1. Notícia sobre o mesmo artigo apareceu na New Scientist. Isto é bastante estimulante porque se se quiser propor uma nova teoria vista como heterodoxa é muito difícil encontrar quem publique, devido ao intenso peer review (que não é o caso da New Scientist) ou simplesmente porque parece demasiado arriscado publicar tal coisa. No entanto, se for um artigo, por mais absurdas ou irrelevantes que sejam as conclusões científicas, mas com base na teoria consensual, as facilidades aumentam em grande escala.

2. Claro que segundo a teoria da mecânica quântica existe até uma probabilidade de que Ettore Majorana se tenha dissolvido e aparecido num planeta de outra galáxia. No entanto, como devem imaginar, a probabilidade teórica de tal acontecer é suficientemente próxima de zero para que possamos dormir descansados.
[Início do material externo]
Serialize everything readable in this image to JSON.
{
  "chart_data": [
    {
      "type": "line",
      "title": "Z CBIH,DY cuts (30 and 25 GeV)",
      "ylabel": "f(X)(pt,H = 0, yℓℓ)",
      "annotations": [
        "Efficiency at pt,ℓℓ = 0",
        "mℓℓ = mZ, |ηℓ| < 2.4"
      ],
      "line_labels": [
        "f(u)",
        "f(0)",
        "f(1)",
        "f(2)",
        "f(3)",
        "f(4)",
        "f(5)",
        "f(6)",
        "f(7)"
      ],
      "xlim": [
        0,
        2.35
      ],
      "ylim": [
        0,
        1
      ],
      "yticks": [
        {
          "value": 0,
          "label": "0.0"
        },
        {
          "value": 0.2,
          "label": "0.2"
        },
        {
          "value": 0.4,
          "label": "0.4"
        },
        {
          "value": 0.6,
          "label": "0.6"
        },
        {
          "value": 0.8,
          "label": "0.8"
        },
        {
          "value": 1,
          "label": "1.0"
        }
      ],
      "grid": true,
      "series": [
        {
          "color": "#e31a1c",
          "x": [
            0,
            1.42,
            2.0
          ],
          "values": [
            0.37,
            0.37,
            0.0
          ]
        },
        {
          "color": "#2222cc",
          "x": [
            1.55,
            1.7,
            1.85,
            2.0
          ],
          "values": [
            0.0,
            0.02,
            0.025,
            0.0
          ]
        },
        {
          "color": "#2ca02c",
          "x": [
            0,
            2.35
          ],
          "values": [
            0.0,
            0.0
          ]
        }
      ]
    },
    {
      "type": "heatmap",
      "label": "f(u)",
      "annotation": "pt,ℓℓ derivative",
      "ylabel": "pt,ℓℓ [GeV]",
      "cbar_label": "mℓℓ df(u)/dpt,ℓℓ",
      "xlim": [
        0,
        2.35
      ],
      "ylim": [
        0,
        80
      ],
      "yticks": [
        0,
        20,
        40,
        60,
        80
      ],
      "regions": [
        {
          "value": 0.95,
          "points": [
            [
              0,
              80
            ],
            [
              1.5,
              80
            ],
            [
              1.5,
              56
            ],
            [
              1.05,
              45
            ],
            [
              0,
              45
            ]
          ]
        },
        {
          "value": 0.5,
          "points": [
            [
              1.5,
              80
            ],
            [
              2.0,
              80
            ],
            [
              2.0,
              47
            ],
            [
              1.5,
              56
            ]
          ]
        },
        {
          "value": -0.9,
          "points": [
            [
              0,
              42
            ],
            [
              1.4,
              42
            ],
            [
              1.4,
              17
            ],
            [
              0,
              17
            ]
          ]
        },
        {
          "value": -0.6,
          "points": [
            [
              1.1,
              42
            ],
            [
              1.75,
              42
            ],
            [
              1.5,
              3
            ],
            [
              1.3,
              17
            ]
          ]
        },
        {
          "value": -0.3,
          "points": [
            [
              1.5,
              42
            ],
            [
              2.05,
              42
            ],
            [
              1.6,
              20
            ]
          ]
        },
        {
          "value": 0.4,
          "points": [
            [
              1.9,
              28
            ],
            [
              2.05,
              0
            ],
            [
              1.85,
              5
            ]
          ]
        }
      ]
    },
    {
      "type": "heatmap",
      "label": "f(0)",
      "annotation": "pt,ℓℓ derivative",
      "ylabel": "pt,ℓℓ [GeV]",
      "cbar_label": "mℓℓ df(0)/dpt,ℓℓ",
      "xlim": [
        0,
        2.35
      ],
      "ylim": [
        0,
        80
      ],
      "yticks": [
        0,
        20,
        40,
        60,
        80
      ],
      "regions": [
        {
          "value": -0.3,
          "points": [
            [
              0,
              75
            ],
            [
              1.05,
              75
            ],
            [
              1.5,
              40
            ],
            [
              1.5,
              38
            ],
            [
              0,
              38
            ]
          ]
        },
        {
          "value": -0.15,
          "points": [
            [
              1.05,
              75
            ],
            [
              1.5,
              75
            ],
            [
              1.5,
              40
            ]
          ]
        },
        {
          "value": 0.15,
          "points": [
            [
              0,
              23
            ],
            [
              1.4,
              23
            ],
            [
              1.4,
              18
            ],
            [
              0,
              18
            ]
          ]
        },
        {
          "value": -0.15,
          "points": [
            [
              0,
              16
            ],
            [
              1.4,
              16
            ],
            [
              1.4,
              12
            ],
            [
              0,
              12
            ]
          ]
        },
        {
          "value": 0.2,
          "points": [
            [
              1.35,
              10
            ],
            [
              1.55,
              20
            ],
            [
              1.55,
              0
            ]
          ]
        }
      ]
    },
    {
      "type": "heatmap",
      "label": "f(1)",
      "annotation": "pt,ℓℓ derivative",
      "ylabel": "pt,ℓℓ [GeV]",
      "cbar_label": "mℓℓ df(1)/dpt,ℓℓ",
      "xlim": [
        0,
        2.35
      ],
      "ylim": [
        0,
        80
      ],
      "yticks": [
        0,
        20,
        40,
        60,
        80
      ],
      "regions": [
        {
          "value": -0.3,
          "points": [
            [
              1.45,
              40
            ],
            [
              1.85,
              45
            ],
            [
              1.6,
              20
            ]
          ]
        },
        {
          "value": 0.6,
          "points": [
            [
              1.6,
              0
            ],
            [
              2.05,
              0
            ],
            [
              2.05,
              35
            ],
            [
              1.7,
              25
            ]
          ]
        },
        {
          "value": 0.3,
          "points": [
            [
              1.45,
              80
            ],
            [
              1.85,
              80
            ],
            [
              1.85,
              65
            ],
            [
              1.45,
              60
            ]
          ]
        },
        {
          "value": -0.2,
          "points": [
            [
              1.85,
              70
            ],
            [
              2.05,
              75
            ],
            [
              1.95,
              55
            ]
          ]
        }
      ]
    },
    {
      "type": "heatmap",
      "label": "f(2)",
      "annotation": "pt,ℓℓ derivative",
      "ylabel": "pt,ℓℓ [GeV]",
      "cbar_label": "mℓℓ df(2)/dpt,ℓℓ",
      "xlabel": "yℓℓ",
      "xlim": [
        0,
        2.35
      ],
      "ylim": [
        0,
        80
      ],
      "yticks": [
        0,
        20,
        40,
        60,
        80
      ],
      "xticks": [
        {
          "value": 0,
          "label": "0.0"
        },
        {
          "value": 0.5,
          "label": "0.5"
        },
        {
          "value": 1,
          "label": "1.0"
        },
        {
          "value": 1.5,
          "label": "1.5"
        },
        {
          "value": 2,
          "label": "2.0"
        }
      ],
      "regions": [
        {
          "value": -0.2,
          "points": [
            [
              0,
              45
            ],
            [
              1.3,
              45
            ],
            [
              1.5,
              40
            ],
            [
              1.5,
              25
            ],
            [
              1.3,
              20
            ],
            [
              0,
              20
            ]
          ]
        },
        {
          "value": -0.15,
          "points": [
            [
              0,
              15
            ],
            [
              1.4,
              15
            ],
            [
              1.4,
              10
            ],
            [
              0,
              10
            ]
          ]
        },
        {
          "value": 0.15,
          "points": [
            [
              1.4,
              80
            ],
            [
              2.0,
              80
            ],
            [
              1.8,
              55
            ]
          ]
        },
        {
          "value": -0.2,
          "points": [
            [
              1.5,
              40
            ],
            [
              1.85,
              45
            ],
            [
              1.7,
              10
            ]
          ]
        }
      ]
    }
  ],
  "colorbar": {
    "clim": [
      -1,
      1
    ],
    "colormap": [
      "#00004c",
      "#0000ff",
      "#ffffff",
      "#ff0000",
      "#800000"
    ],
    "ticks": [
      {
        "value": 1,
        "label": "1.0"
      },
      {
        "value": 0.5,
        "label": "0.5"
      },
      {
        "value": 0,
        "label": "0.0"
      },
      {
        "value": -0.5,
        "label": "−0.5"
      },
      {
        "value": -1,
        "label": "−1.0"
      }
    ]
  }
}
3. O artigo publicado no arXiv (17 páginas) pode ser lido aqui gratuitamente. Nada de fórmulas matemáticas. Também a ler o comentário de Andrew Jaffe e leitores respectivos.

4. Não tem a ver com o tema principal mas passou há dias na 2: um documentário sobre Einstein e a teoria da relatividade, que pretendia ser uma introdução elementar, direccionada a estudantes adolescentes, sobre a relatividade restrita, os seus conceitos e a importância do trabalho de Einstein para o conhecimento actual da física moderna, especialmente nos ramos de física gravitacional. Qual é a relevância de apontar isto? Esse dia foi sexta-feira. Uma sexta-feira do mês de Agosto. E o documentário começou às 3 da manhã. A menos que esteja na esperança de que haja uma terceira chamada para o exame de Física do 12º ano, e uma vez que os interessados têm acesso a coisas de melhor qualidade, poucas chances há de que algum dos elementos do público-alvo estivesse a ver o dito documentário. Ou será que nem existia um público-alvo e esta transmissão e outras semelhantes servem apenas para que o MCTES possa reclamar, em acções futuras, um trabalho magnífico em prol do conhecimento entre as camadas jovens?

5. Quem seguiu alguma das ligações usadas na parte anterior reparará como é cada vez mais difícil viver sem a Wikipédia.